There he was, Binhammer recalls, Ted Hughes, standing at the front of his class. And he was no scarf-clad, pipe-smoking poet laureate, and he did not ripple the air with his complex aura—and there were no girls already slitting their wrists in the front row. But there was something about this Ted Hughes, and for a moment Binhammer did not know what it was. Something familiar moved in him—a shifting in his guts that he had felt before. A daylight sickness that lingers in the head and the throat and the hands and twists itself into a ball.

Now, on the street behind him, there is the shattering honk of a car horn and then voices—shrill, laughing voices. “Mr. Binhammer! Mr. Binhammer!”

It’s Dixie Doyle and her friends—Andie, Beth…he doesn’t know all of them. Their faces are framed in the windows of a black town car belonging to one of the girls’ families. Binhammer can see the driver—a man of stolid patience, like a Great Dane enduring the paws of a litter of playful kittens.

“Mr. Binhammer, do you want a ride?”

“I’m fine,” he calls to them. A taxi behind the girls’ car begins honking.

“Are you sure? You’ll get wet.”

“Really,” he says, and the taxi issues another loud, angry honk. “I’m fine.

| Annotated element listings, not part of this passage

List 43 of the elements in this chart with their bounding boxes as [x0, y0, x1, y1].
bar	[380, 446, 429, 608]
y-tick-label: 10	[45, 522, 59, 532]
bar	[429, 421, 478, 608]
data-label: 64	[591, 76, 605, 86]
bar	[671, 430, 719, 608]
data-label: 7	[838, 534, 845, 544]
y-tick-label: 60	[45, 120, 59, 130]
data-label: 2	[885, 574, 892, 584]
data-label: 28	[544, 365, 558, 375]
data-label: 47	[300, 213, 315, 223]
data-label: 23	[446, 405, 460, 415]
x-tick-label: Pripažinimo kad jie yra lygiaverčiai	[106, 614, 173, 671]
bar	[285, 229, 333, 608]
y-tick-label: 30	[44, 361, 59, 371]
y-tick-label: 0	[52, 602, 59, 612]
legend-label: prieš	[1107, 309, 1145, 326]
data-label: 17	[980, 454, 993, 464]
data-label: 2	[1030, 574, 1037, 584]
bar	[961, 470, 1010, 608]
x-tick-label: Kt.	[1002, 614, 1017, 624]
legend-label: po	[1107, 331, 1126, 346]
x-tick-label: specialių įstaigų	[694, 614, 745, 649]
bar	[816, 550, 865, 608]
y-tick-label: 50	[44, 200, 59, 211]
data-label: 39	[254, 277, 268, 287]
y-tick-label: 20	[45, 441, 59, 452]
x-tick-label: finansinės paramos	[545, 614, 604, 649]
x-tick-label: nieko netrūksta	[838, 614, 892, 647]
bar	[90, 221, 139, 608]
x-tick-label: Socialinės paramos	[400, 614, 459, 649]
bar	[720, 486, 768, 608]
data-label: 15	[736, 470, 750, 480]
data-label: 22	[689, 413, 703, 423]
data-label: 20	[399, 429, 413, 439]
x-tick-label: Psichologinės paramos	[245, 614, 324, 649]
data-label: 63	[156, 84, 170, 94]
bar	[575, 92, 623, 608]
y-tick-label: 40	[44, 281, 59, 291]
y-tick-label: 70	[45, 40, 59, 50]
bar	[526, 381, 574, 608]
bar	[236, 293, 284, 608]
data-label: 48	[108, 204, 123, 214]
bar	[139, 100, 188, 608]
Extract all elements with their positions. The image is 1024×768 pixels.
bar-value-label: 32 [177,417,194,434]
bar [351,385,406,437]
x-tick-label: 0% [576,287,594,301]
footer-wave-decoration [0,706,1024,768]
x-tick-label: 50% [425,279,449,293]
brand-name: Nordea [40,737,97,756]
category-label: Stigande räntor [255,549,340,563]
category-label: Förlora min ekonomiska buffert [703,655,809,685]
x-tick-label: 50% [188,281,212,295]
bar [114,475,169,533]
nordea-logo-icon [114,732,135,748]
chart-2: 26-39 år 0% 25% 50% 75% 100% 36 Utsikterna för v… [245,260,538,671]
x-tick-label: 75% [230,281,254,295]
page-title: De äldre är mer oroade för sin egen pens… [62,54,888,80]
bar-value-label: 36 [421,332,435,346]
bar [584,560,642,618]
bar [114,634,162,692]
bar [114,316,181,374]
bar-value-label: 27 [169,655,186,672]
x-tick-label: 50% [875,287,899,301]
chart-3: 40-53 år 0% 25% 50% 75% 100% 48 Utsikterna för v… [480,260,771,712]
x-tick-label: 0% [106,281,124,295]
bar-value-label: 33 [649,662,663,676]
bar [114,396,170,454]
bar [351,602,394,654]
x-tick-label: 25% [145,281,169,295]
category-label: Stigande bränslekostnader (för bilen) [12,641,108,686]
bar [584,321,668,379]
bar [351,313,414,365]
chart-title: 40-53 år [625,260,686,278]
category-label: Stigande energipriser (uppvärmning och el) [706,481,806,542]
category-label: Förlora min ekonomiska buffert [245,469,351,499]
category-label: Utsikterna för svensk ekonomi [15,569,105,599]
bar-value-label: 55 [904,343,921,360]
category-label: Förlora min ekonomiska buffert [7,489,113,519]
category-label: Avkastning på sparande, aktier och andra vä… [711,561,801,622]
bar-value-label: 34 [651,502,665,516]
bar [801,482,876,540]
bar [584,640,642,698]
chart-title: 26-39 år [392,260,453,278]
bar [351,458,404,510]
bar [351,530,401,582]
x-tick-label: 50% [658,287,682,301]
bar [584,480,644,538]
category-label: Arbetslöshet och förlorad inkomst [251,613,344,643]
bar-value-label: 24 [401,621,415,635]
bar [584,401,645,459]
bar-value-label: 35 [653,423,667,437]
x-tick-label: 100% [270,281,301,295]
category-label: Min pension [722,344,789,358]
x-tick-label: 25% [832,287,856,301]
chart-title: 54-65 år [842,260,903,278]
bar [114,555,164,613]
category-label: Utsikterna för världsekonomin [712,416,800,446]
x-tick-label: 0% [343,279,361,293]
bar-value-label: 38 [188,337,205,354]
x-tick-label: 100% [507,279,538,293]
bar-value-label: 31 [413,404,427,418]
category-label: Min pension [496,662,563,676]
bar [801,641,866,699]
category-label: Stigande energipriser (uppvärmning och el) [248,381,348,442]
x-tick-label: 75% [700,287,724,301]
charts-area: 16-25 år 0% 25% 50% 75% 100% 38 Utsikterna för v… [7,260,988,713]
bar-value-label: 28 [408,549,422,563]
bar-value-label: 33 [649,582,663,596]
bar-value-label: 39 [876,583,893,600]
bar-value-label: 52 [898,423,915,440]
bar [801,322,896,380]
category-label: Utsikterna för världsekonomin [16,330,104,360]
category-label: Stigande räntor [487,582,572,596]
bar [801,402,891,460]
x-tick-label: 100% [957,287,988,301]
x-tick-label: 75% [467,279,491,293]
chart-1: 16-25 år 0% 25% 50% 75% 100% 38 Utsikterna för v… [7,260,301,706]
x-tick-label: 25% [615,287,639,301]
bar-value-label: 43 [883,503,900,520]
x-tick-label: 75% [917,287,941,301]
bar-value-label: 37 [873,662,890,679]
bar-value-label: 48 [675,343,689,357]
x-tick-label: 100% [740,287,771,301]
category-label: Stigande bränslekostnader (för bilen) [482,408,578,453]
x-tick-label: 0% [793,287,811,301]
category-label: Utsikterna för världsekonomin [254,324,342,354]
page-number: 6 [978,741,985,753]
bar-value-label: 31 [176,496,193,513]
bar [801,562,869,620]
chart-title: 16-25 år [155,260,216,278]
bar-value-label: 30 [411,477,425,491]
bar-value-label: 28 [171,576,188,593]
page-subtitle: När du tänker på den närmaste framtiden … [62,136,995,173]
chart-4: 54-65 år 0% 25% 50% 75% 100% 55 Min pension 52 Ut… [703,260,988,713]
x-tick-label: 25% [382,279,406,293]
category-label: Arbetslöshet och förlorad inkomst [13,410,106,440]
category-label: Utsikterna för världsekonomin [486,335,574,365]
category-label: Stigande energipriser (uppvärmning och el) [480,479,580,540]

Thanks anyway….” But the car full of girls is already pulling away from the curb.

When he turns back the window dresser is gone, and one of the three eyeless witches is dressed in an entirely different outfit.

Before, when he was standing outside the classroom door, there he was, Ted Hughes. And it was a while before Binhammer recognized him—it wasn’t until the man smiled, a peculiar kind of half smile that communicated mild amusement but also tremendous distance, the smile of someone watching the unfolding of events from afar. It wasn’t until the man smiled at something one of the girls said that Binhammer recognized him—he knew that face, he’d seen the man before—and that was when things began to unravel.

He’d felt it in the past—that feeling that his insides were melting into his toes, his bottom half filling up with the liquefied remains of his heart, his stomach, his lungs. He braced himself against the wall. Then he tried to move, but there was nowhere he could think to go. So he sat down on the floor outside the door of Ted Hughes’s classroom and waited until his breath came back.

These women…These women with their…their eggshell skin.

He has no idea how long he has been standing there under the awning, but the next time he turns around he realizes that the rain has tapered off to a faint drizzle. So he pulls his coat tighter and tucks his hands underneath his arms and walks the rest of the way home sticking close to the sides of buildings. When at last he climbs the stairs of his apartment on East Ninety-fifth Street and comes through the front door, he can hear her typing away in the small room off the kitchen that they use as an office. He does not want to call out to her, but he shuts the front door with enough force that she will hear.

Sarah, I’ve gotten wet.

When the door slams shut, the typing stops and she comes out of the back room.

The first thing she says is, “You’re all wet.”

“I know.”

She comes over and strips the coat off his shivering body. Then she puts her palm on his wet cheek and puts her lips to his forehead.

“God, you look like a little stray dog. What happened? Why didn’t you take a cab?”

“Couldn’t get one.”

“What about an umbrella? You could have bought one anywhere.”

“I don’t know. I didn’t think of it.”

She looks at him, worried. “Are you okay?”

Sarah, there are things I don’t want to remember anymore.

“I’m fine,” he says. Then he constructs a little smile for her. “Just wet is all.”

“Well, let’s get you out of these clothes.”

Sarah, do you never wonder about us? Never lose faith? Are you really that good?

And he follows her into the bedroom.